Quando penso em ter filhos (e confesso já aqui, bem à partida, que é algo que acontece com muita frequência e maior ainda intensidade), penso na Maria Leonor. Podia imaginar qualquer bebé, dar-lhe todos os nomes atípicos que me passam, muitas vezes, pela cabeça, mas imagino-a a ela, uma pequenina de olhos castanhos amendoados, talvez cinzentos-esverdeados se, porventura, lhe saísse o totoloto genético e sempre, sempre chamada Maria Leonor.
Isto para dizer que a ideia está bem formada na minha cabeça, não é só um desejo longínquo, não é, para mim, algo apenas conceptual. Sei o que há de bom e o que virá de não tão bom assim. Mas não é nos choros ininterruptos que penso, nem nas pilhas intermináveis de fraldas, nem em tudo de que, ter um filho, me "privaria" - algo em que, ainda hoje, não acredito que me possa acontecer, porque não vejo as mudanças - essas sim, inevitáveis -, como privações ou como um downgrade da vida que levo.
Penso muito em mim, quando penso nos filhos que terei. Penso em muitos lugares-comuns - nos
tempos em que era seguro brincar na rua, nos "cozinhados" feitos de tudo o que encontrasse, nas brincadeiras na praia, com os meus pais, nos bolos que adorava e que gostaria de, um dia, dar-lhes a provar, até mesmo no primeiro dia de escola e na fotografia da praxe tirada, envergando o bibe ou a mochila, à porta de casa - mas penso, mais ainda, nas vezes em que me senti especial. Nas coisas que, ainda que nem sempre boas, ainda hoje penso com ternura.
Lembro-me, como se fosse hoje, do dia em que o meu pai correu atrás de
mim, empurrando o acento da bicicleta e, bem mais nervoso do que eu, que não fazia ideia do
que estava prestes a acontecer, o largou - e lembro-me de como foi olhar para trás e
sentir que sim!, finalmente estava a andar sozinha. E penso muito na bicicleta que, um dia, empurrarei, alegre, para que também ganhem o gosto a esses passeios, ao mesmo tempo em que aprendem que cair dói muito mas que, depois de algumas quedas, o equilíbrio será melhor do que nunca. Quando penso em ter filhos, penso em joelhos esfolados e penso em replicar os sóis desenhados a Betadine que a Paula, a minha Educadora, me fazia sempre, porque um coração apaziguado por sorrisos cura melhor as feridas.

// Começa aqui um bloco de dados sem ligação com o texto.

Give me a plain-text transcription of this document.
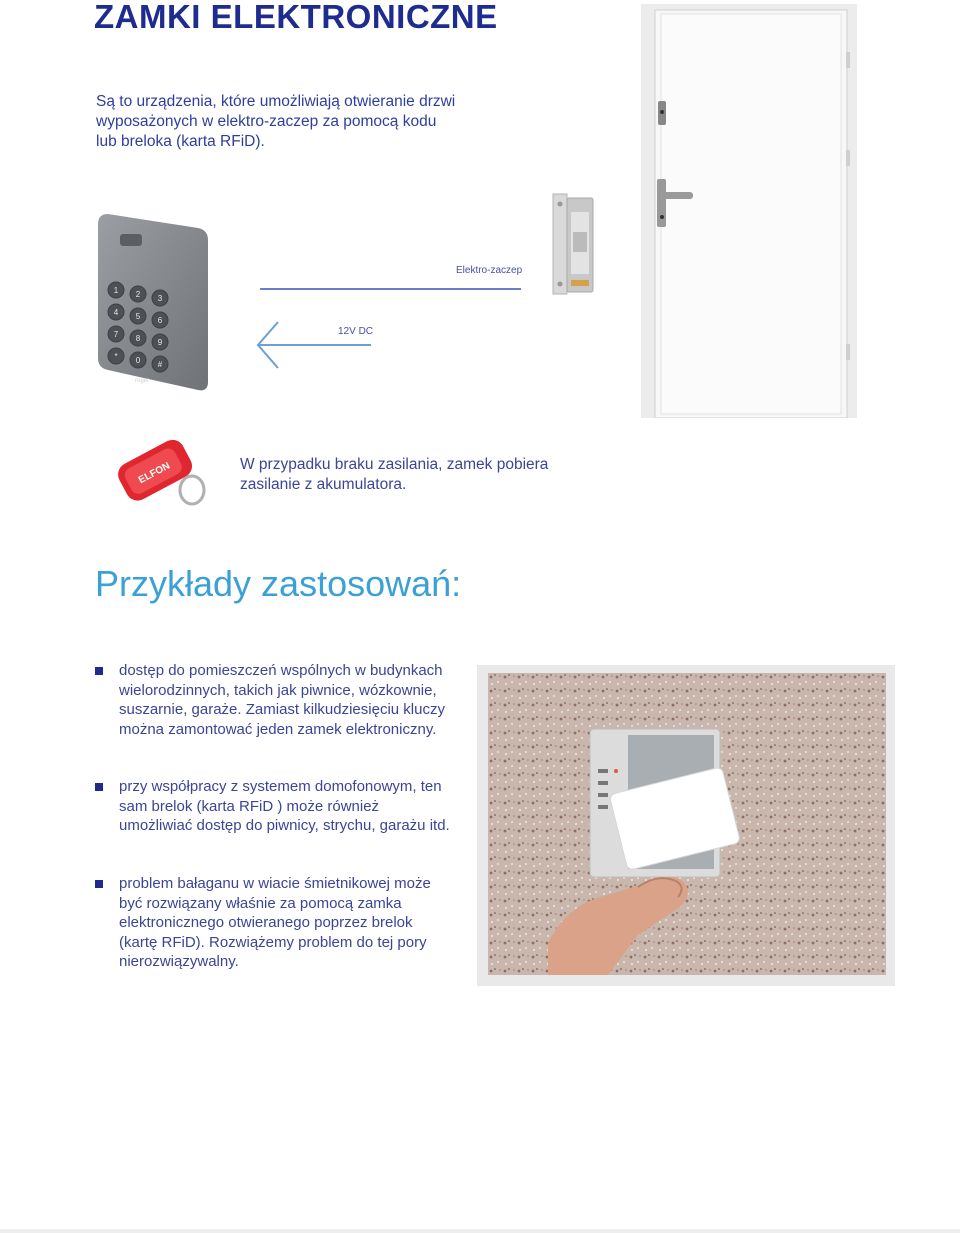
ZAMKI ELEKTRONICZNE

Są to urządzenia, które umożliwiają otwieranie drzwi wyposażonych w elektro-zaczep za pomocą kodu lub breloka (karta RFiD).

Elektro-zaczep
12V DC
1 2 3
4 5 6
7 8 9
* 0 #
roger
ELFON	W przypadku braku zasilania, zamek pobiera zasilanie z akumulatora.

Przykłady zastosowań:
dostęp do pomieszczeń wspólnych w budynkach wielorodzinnych, takich jak piwnice, wózkownie, suszarnie, garaże. Zamiast kilkudziesięciu kluczy można zamontować jeden zamek elektroniczny.
przy współpracy z systemem domofonowym, ten sam brelok (karta RFiD ) może również umożliwiać dostęp do piwnicy, strychu, garażu itd.
problem bałaganu w wiacie śmietnikowej może być rozwiązany właśnie za pomocą zamka elektronicznego otwieranego poprzez brelok (kartę RFiD). Rozwiążemy problem do tej pory nierozwiązywalny.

Quando tiver filhos, quero levá-los a pisar uvas, algo que ainda tenho tão presente em mim e que, talvez por saber que, em tempos, foi proibido às mulheres, me deixa mais orgulhosa por tê-lo feito. No meio das árvores de fruto, do cheiro amadeirado da dorna, sentiriam também essa força em si, qual pequeno primeiro passo feminista ainda antes de saber o seu significado.
Penso nas viagens que fiz, ainda pequena. Em Aveiro, terra da minha avó, e no cheiro da ria, que tanto adorava olhar, com todos os seus barcos coloridos. Em Paris, a primeira viagem que fiz de avião, por volta dos 5 ou 6 anos, e sobre a qual ainda hoje me gabam a forma estoica com que me aguentei enérgica e de olhos abertos desde a madrugada até ao final do dia, apenas para poder aproveitar a Disney de alma bem desperta.
Lembro-me muito, quando penso em tudo isto, de todas as histórias com que me fui cruzando - o meu pai contava-me, religiosamente, pelo menos uma história por dia sobre as aventuras do Zé Barnabé, improvisadas no momento e que eu, por mais que me esforçasse, nunca teria capacidade para inventar com tanto jeito quanto o dele; a minha mãe, talvez também um pouco no seu papel de professora, lia muito comigo, e aprendi a ler e escrever por volta dos 4 anos - sei hoje, ainda, quando se deram esses cliques, porque vejo à frente dos meus olhos a escadaria do prédio onde estava sentada quando aprendi a juntar as sílabas, ou o quadro magnético em que ia juntando as letras, porque era o melhor que podiam usar para me entreterem de forma a que comesse.
Quando penso em ter filhos, penso em muito do que vivi, mas também em tudo o que me passou ao lado e gostaria de lhes dar. E penso, ainda que muito na Maria Leonor, também nos outros dois ou três que, por vontade minha, se seguirão, porque não concebo uma casa sem irmãos, para que cresçam juntos, tal como eu tive. Porque posso ser completamente louca por imaginar tudo isto sem dar muita importância à reviravolta que as crianças trazem à vida de qualquer um, mas serei, sem quaisquer dúvidas, uma louca muito feliz no meu mundo de pernas para o ar.